Nous causâmes. Elle en revenait toujours à ses idées de voyages. Elle me raconta qu’étant née en Europe elle n’y était retournée qu’une fois, en 1874. Son père s’était, en 1873, rallié au Rite Écossais et au Palladisme. Albert Pike, voyant en lui un lieutenant sur lequel il pouvait compter, lui avait immédiatement donné place dans son Sérénissime Grand Collège et l’avait chargé d’importantes missions. Ayant à faire une tournée générale en Europe, Walder avait emmené sa fille, cette fois-là ; elle avait onze ans. Sophie se rappelait surtout l’excellent accueil qu’elle avait reçu à Lausanne.

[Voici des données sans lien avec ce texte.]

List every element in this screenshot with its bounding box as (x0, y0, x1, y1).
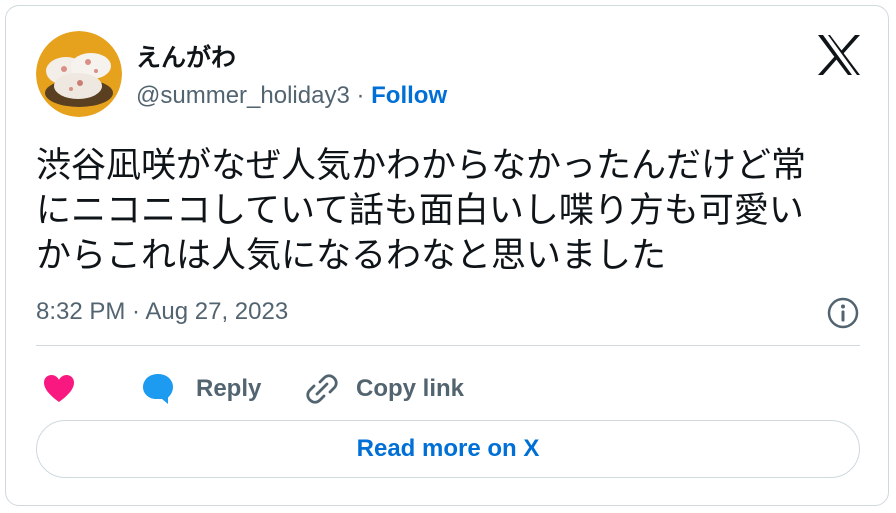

Elle me donna des détails. Les officiers dignitaires du Suprême Conseil de Suisse s’étaient réunis, tous les sept, et Walder l’avait présentée. Il avait annoncé au grand-maître Besançon et à ses collègues que de grandes destinées étaient réservées à sa fille.

— Oui, c’est ainsi, me narrait la jeune miss avec un air de conviction absolue ; père dit que j’ai été choisie par notre Dieu. Je suis la tige prédestinée. Je serai mère, à trente-trois ans, d’une fille, qui, elle-même, à trente-trois ans, mettra au monde une autre fille. Il y aura ainsi une succession de filles, nées de moi, qui seront mères à trente-trois ans. Cela est marqué, d’une manière irrévocable, dans le livre du destin, et la dernière de ces filles de ma descendance sera la mère de l’Ante-Christ…

Encore une fois, je me demandai si Mlle Walder ne divaguait pas. Elle parlait, les dents serrées, me pressant le bras avec force, et je la sentais frissonner.

— Ah ! docteur, disait-elle, quelle gloire ! Que de femmes m’envieraient si elles savaient que dans ma descendance directe naîtra celui qui changera à jamais la face du monde !… Père assure, et il ne se trompe pas sur ces choses, que le nombre des papes d’Adonaï est limité, et qu’il n’y aura pas, pour voir le dernier d’entre eux, de nombreuses générations issues de moi… Alors, les maleachs seront impuissants, et le règne du Dieu Bon commencera pour le bonheur général de l’humanité !…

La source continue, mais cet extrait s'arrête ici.